When I was a youngster in the 1950s and until the mid-1960s, we cut hay with a steel-wheel pull type sickle mower. My job was to raise and lower the five-foot long knife with a lever that was beside the seat. It raised the knife about 18-inches or so. There was also a foot petal that put the machine in gear from the wheel. Father ran the tractor; I was the mower operator. No power-take-off. The mower was a McCormick-Deering painted red with yellow wheels. I remember it well.

In the mid-1960s we got a PTO (power take-off) mower that attached on the arms of the three-point hitch and we used that until we bought a New-Holland haybine in 1971. From then on we went from a nine foot cut to number of the larger haybines with a 12-foot cut. Then 18 years ago I bought a self-propelled swather, the Cadillac of cutting hay. No more twisting in the seat looking over my shoulder. Hay could now be cut looking straight ahead. The bonus was a lot fewer sore backs.

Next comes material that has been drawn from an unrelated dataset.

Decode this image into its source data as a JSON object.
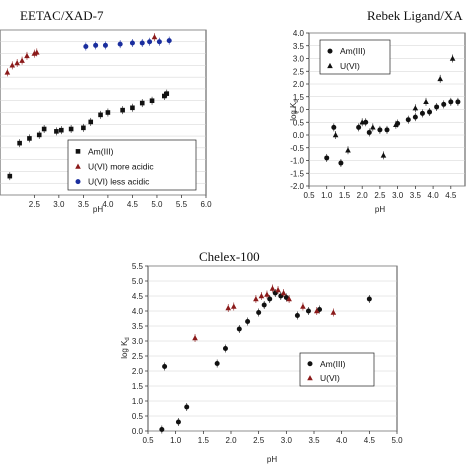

Now that the entire farm is in corn and soybeans and I’m not doing any round baling, the baler and the rake were sold last year and this spring the swather went. I needed a machine that will cut grass and weeds along the creek and ditches and around the yard so I bought a mower. A three-point-hitch pto driven mower on the back of a tractor that can cut when the knife is flat out and can cut when it’s up all the way to a 90 degree position. You’re probably thinking what are you going to cut when it’s up 90 degrees? It will trim small branches along roadways. The machine is made in Italy.

It’s amazing how hay-making has changed since I was a boy. I often wonder what my father and the farmers of his generation would think if they could see how farmers speedily cut down entire fields of hay with the modern discbines.

The New Holland haybine was a great invention. There was a seven and a nine-foot cut. Later 12-foot models were made. Forage was cut, crimped and swathed in one trip over the field. Looking back now they were slow machines, they plugged easily and were a pain in the neck. Pain in the back too, as the operator was always twisted in the seat looking over the right shoulder.

Anyway, I’m looking sideways when operating my new mower and trimming the edge of fields, ditches and beside the township road along my farm land.